Segment to Focus: Guiding Latent Action Models in the Presence of Distractors

Latent action models (LAMs) offer a promising path to pre-training embodied agents on large amounts of action-free video. They infer latent actions between consecutive observations that can later be decoded to ground-truth actions using a small number of labels. However, recent work has shown that this recipe fails in the presence of action-correlated visual distractors common in real-world video, such as dynamic backgrounds, camera shake, or other moving objects. In these scenarios, the standard reconstruction objective drives latent actions to encode exogenous motion instead of agent-controlled dynamics, resulting in policies that underperform when fine-tuned. We observe, however, that endogenous and exogenous factors are typically spatially separated in pixel space: control-relevant change is concentrated on the agent, while distractor motion occurs elsewhere.
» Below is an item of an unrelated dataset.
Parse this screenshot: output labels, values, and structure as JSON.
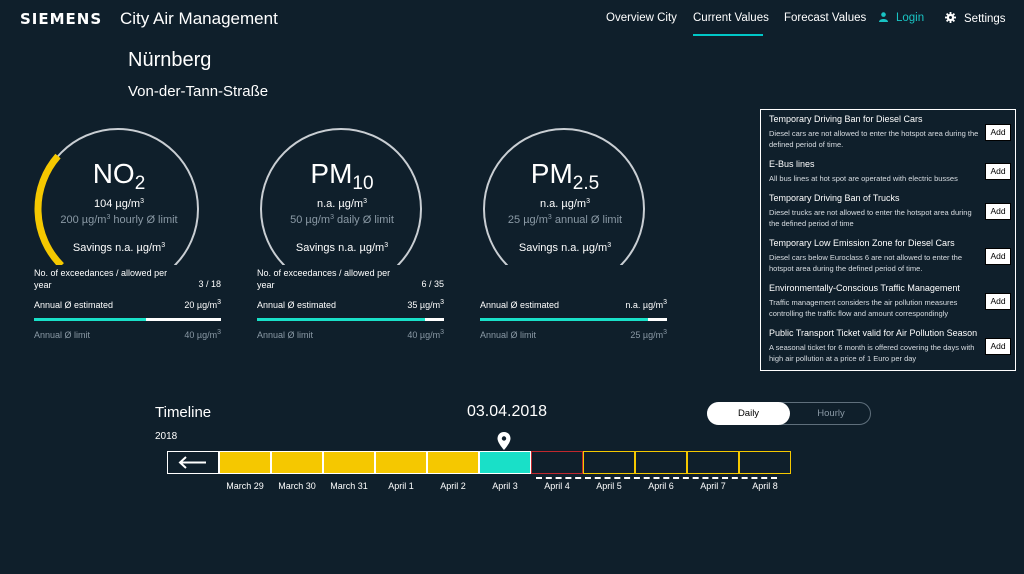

We exploit this observation by restricting the reconstruction objective to agent pixels, forcing latent actions to explain agent-controlled dynamics rather than exogenous ones. We call this method MaskLAM; it obtains the agent mask zero-shot from off-the-shelf segmentation foundation models (e.g., SAM) and requires no architectural changes, auxiliary losses, or action labels during pre-training. Across two continuous-control benchmarks (Distracting Control Suite, Distracting Meta-World), MaskLAM reduces normalized linear-probe MSE by up to $3.51\times$ and improves normalized return by up to $4.97\times$ over LAPO, while narrowing the gap to LAOM-Labels, which relies on ground-truth action supervision.